The underlying T-SQL for page1 is
SELECT TOP (5) [t3].[PaintingID] AS [Id], [t3].[value] AS [ArtistName]
FROM (
SELECT [t0].[PaintingID],
(CASE
WHEN [t2].[test] IS NULL THEN CONVERT(NVarChar(101),'')
ELSE ([t2].[Surname] + ' ') + [t2].[Forenames]
END) AS [value]
FROM [dbo].[Gallery] AS [t0]
LEFT OUTER JOIN (
SELECT 1 AS [test], [t1].[ArtistID], [t1].[Surname], [t1].[Forenames]
FROM [dbo].[Artists] AS [t1]
) AS [t2] ON [t0].[ArtistID] = ([t2].[ArtistID])
) AS [t3]
WHERE [t3].[value] LIKE '%Adams Charles James%'
ORDER BY [t3].[value]
Notice it's using TOP(5)
The underlying T-SQL for page2 is
SELECT [t4].[PaintingID] AS [Id], [t4].[value] AS [ArtistName]
FROM (
SELECT ROW_NUMBER() OVER (ORDER BY [t3].[value], [t3].[Surname], [t3].[Forenames]) AS [ROW_NUMBER], [t3].[PaintingID], [t3].[value]
FROM (
SELECT [t0].[PaintingID],
(CASE
WHEN [t2].[test] IS NULL THEN CONVERT(NVarChar(101),'')
ELSE ([t2].[Surname] + ' ') + [t2].[Forenames]
END) AS [value], [t2].[Surname], [t2].[Forenames]
FROM [dbo].[Gallery] AS [t0]
LEFT OUTER JOIN (
SELECT 1 AS [test], [t1].[ArtistID], [t1].[Surname], [t1].[Forenames]
FROM [dbo].[Artists] AS [t1]
) AS [t2] ON [t0].[ArtistID] = ([t2].[ArtistID])
) AS [t3]
WHERE [t3].[value] LIKE '%Adams Charles James%'
) AS [t4]
WHERE [t4].[ROW_NUMBER] BETWEEN 5 + 1 AND 5 + 5
ORDER BY [t4].[ROW_NUMBER]
Notice it's using BETWEEN
When I paste the T-SQL commands into SQL Express Management Studio I get the results I've described. If I used the page2 T-SQL and amended the line
WHERE [t4].[ROW_NUMBER] BETWEEN 5 + 1 AND 5 + 5
to be
WHERE [t4].[ROW_NUMBER] BETWEEN 1 AND 5
I get the results I was expecting for page1. i.e. The first 5 items.
176 ADAMS Charles James
620 ADAMS Charles James
621 ADAMS Charles James
660 ADAMS Charles James
683 ADAMS Charles James
So in a nutshell when the T-SQL uses Between instead of TOP I get the results I expected.

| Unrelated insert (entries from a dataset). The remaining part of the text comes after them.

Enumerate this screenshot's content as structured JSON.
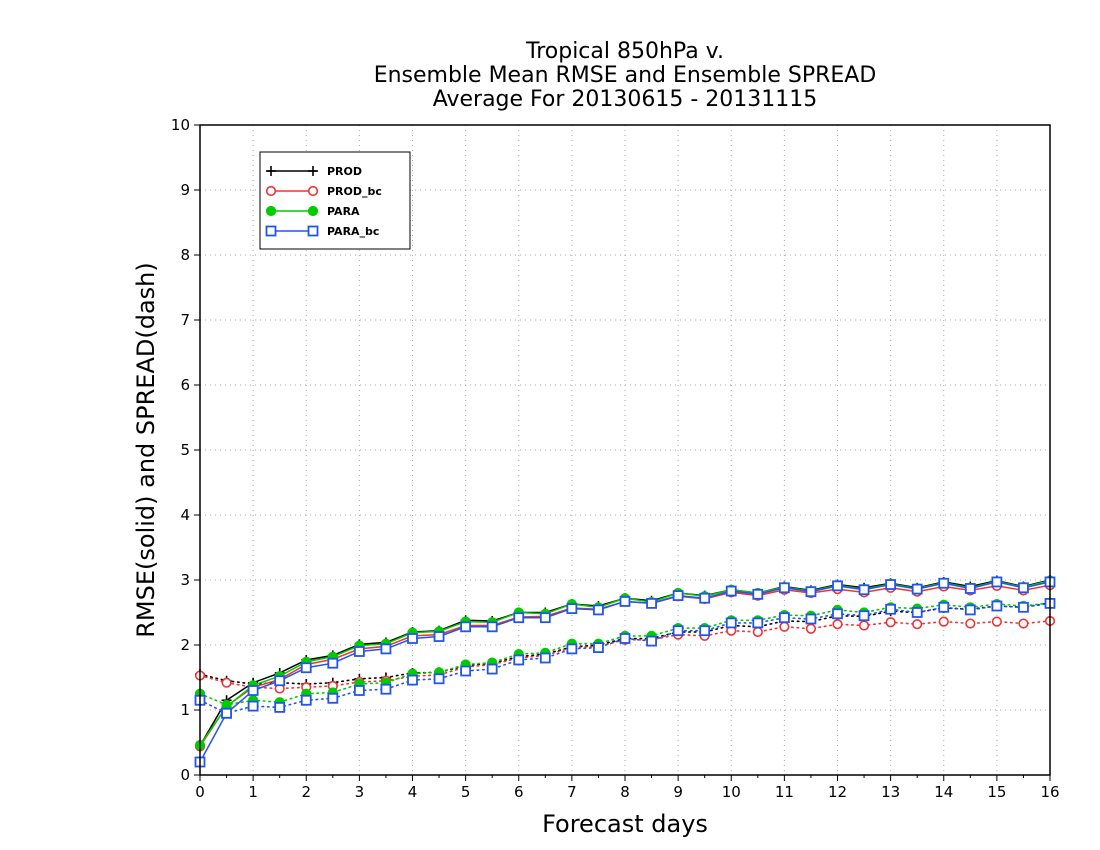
{
  "chart_data": {
    "type": "line",
    "title_lines": [
      "Tropical 850hPa v.",
      "Ensemble Mean RMSE and Ensemble SPREAD",
      "Average For 20130615 - 20131115"
    ],
    "xlabel": "Forecast days",
    "ylabel": "RMSE(solid) and SPREAD(dash)",
    "xlim": [
      0,
      16
    ],
    "ylim": [
      0,
      10
    ],
    "xticks": [
      0,
      1,
      2,
      3,
      4,
      5,
      6,
      7,
      8,
      9,
      10,
      11,
      12,
      13,
      14,
      15,
      16
    ],
    "yticks": [
      0,
      1,
      2,
      3,
      4,
      5,
      6,
      7,
      8,
      9,
      10
    ],
    "grid": true,
    "legend_position": "top-left",
    "x": [
      0,
      0.5,
      1,
      1.5,
      2,
      2.5,
      3,
      3.5,
      4,
      4.5,
      5,
      5.5,
      6,
      6.5,
      7,
      7.5,
      8,
      8.5,
      9,
      9.5,
      10,
      10.5,
      11,
      11.5,
      12,
      12.5,
      13,
      13.5,
      14,
      14.5,
      15,
      15.5,
      16
    ],
    "series": [
      {
        "name": "PROD",
        "color": "#000000",
        "marker": "plus",
        "rmse": [
          0.45,
          1.15,
          1.42,
          1.57,
          1.77,
          1.84,
          2.01,
          2.04,
          2.2,
          2.22,
          2.38,
          2.37,
          2.5,
          2.5,
          2.63,
          2.6,
          2.72,
          2.68,
          2.8,
          2.76,
          2.85,
          2.8,
          2.9,
          2.84,
          2.93,
          2.88,
          2.95,
          2.88,
          2.97,
          2.9,
          2.99,
          2.9,
          3.0
        ],
        "spread": [
          1.55,
          1.45,
          1.4,
          1.42,
          1.4,
          1.42,
          1.48,
          1.5,
          1.57,
          1.58,
          1.68,
          1.72,
          1.82,
          1.86,
          1.97,
          2.0,
          2.1,
          2.1,
          2.2,
          2.2,
          2.3,
          2.28,
          2.37,
          2.36,
          2.45,
          2.44,
          2.52,
          2.5,
          2.57,
          2.55,
          2.6,
          2.58,
          2.65
        ]
      },
      {
        "name": "PROD_bc",
        "color": "#ee3333",
        "marker": "circle-open",
        "rmse": [
          0.44,
          1.06,
          1.35,
          1.47,
          1.7,
          1.78,
          1.94,
          1.98,
          2.14,
          2.16,
          2.3,
          2.3,
          2.43,
          2.44,
          2.57,
          2.55,
          2.67,
          2.64,
          2.75,
          2.71,
          2.81,
          2.76,
          2.85,
          2.8,
          2.86,
          2.81,
          2.88,
          2.82,
          2.9,
          2.84,
          2.91,
          2.84,
          2.92
        ],
        "spread": [
          1.53,
          1.42,
          1.35,
          1.33,
          1.35,
          1.37,
          1.43,
          1.45,
          1.52,
          1.54,
          1.66,
          1.7,
          1.8,
          1.84,
          1.96,
          1.98,
          2.08,
          2.08,
          2.16,
          2.14,
          2.22,
          2.2,
          2.28,
          2.25,
          2.32,
          2.3,
          2.35,
          2.32,
          2.36,
          2.33,
          2.36,
          2.33,
          2.37
        ]
      },
      {
        "name": "PARA",
        "color": "#00cc00",
        "marker": "circle-filled",
        "rmse": [
          0.46,
          1.05,
          1.38,
          1.52,
          1.74,
          1.82,
          1.99,
          2.02,
          2.19,
          2.21,
          2.36,
          2.35,
          2.5,
          2.48,
          2.63,
          2.58,
          2.72,
          2.66,
          2.8,
          2.75,
          2.85,
          2.8,
          2.89,
          2.83,
          2.92,
          2.86,
          2.94,
          2.87,
          2.96,
          2.88,
          2.98,
          2.89,
          2.99
        ],
        "spread": [
          1.25,
          1.08,
          1.15,
          1.12,
          1.25,
          1.27,
          1.4,
          1.42,
          1.56,
          1.58,
          1.7,
          1.73,
          1.86,
          1.88,
          2.02,
          2.02,
          2.14,
          2.14,
          2.26,
          2.26,
          2.38,
          2.38,
          2.46,
          2.45,
          2.54,
          2.5,
          2.58,
          2.56,
          2.62,
          2.58,
          2.63,
          2.6,
          2.65
        ]
      },
      {
        "name": "PARA_bc",
        "color": "#2255ee",
        "marker": "square-open",
        "rmse": [
          0.2,
          0.95,
          1.3,
          1.45,
          1.65,
          1.72,
          1.9,
          1.94,
          2.1,
          2.13,
          2.28,
          2.28,
          2.42,
          2.42,
          2.56,
          2.54,
          2.67,
          2.64,
          2.76,
          2.72,
          2.83,
          2.78,
          2.88,
          2.82,
          2.91,
          2.85,
          2.93,
          2.86,
          2.95,
          2.87,
          2.97,
          2.88,
          2.97
        ],
        "spread": [
          1.15,
          0.95,
          1.06,
          1.04,
          1.15,
          1.18,
          1.3,
          1.32,
          1.46,
          1.48,
          1.6,
          1.63,
          1.77,
          1.8,
          1.94,
          1.96,
          2.1,
          2.06,
          2.22,
          2.22,
          2.34,
          2.34,
          2.42,
          2.4,
          2.48,
          2.45,
          2.55,
          2.5,
          2.58,
          2.54,
          2.6,
          2.58,
          2.64
        ]
      }
    ]
  }
}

I'm using filtering (where clause), sorting (orderBy) and paging (skip and take) all over my app and need to handle this fairly generically.
Apologies for the long post.
Regards, Simon
Regardless of how the SQL is generated (LINQ or otherwise), if you ORDER BY
a column that has duplicate values, you can get different results every time you run the query.

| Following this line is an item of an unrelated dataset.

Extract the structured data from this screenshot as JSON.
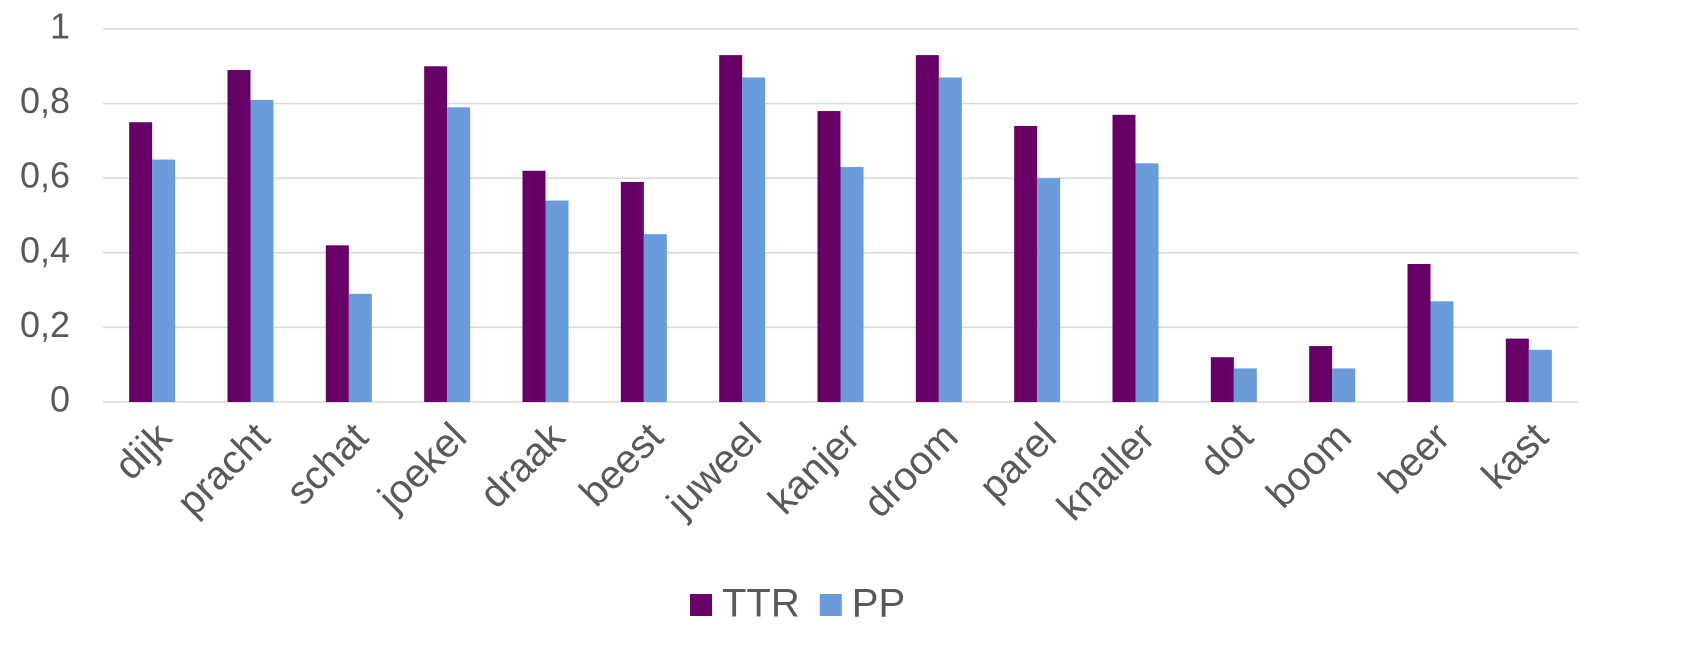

When you ORDER BY [t3].[value]
you are sorting on a column containing many duplicate values.
You can test this by running a very simple SQL SELECT from Management Studio. Every time you run it, you'll get a different result.

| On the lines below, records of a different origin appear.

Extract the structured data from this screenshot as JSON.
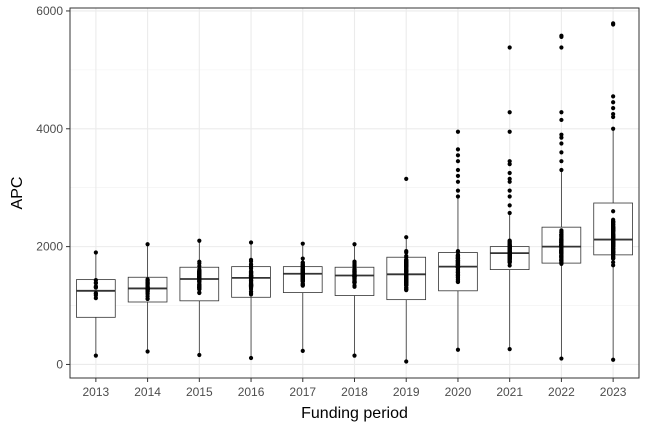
{
  "chart_data": {
    "type": "box",
    "xlabel": "Funding period",
    "ylabel": "APC",
    "ylim": [
      -230,
      6050
    ],
    "yticks": [
      0,
      2000,
      4000,
      6000
    ],
    "categories": [
      "2013",
      "2014",
      "2015",
      "2016",
      "2017",
      "2018",
      "2019",
      "2020",
      "2021",
      "2022",
      "2023"
    ],
    "grid": true,
    "boxes": [
      {
        "q1": 800,
        "median": 1250,
        "q3": 1440,
        "whisker_low": 150,
        "whisker_high": 1900
      },
      {
        "q1": 1060,
        "median": 1290,
        "q3": 1480,
        "whisker_low": 220,
        "whisker_high": 2040
      },
      {
        "q1": 1080,
        "median": 1450,
        "q3": 1650,
        "whisker_low": 160,
        "whisker_high": 2100
      },
      {
        "q1": 1140,
        "median": 1470,
        "q3": 1660,
        "whisker_low": 110,
        "whisker_high": 2070
      },
      {
        "q1": 1220,
        "median": 1540,
        "q3": 1660,
        "whisker_low": 230,
        "whisker_high": 2050
      },
      {
        "q1": 1170,
        "median": 1510,
        "q3": 1650,
        "whisker_low": 150,
        "whisker_high": 2040
      },
      {
        "q1": 1100,
        "median": 1530,
        "q3": 1820,
        "whisker_low": 50,
        "whisker_high": 2160
      },
      {
        "q1": 1250,
        "median": 1660,
        "q3": 1900,
        "whisker_low": 250,
        "whisker_high": 2850
      },
      {
        "q1": 1610,
        "median": 1890,
        "q3": 2000,
        "whisker_low": 260,
        "whisker_high": 2570
      },
      {
        "q1": 1720,
        "median": 2000,
        "q3": 2330,
        "whisker_low": 100,
        "whisker_high": 3300
      },
      {
        "q1": 1860,
        "median": 2120,
        "q3": 2740,
        "whisker_low": 80,
        "whisker_high": 4000
      }
    ],
    "outliers": [
      [],
      [],
      [],
      [],
      [],
      [],
      [
        3150
      ],
      [
        2950,
        3100,
        3200,
        3300,
        3450,
        3550,
        3650,
        3950
      ],
      [
        2700,
        2850,
        2950,
        3100,
        3150,
        3250,
        3400,
        3450,
        3950,
        4280,
        5380
      ],
      [
        3450,
        3600,
        3750,
        3850,
        3900,
        4150,
        4280,
        5380,
        5560,
        5580
      ],
      [
        4200,
        4250,
        4350,
        4450,
        4550,
        5770,
        5790
      ]
    ],
    "point_density": [
      10,
      40,
      60,
      70,
      80,
      70,
      90,
      90,
      100,
      120,
      140
    ]
  }
}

One way to get consistent results is to use ROW_NUMBER
as you have done. Alternately, adding any other column to the ORDER BY
that is unique will cause the results to always be returned in the same order. It doesn't matter whether that other column has anything to do with your query, just that it's unique.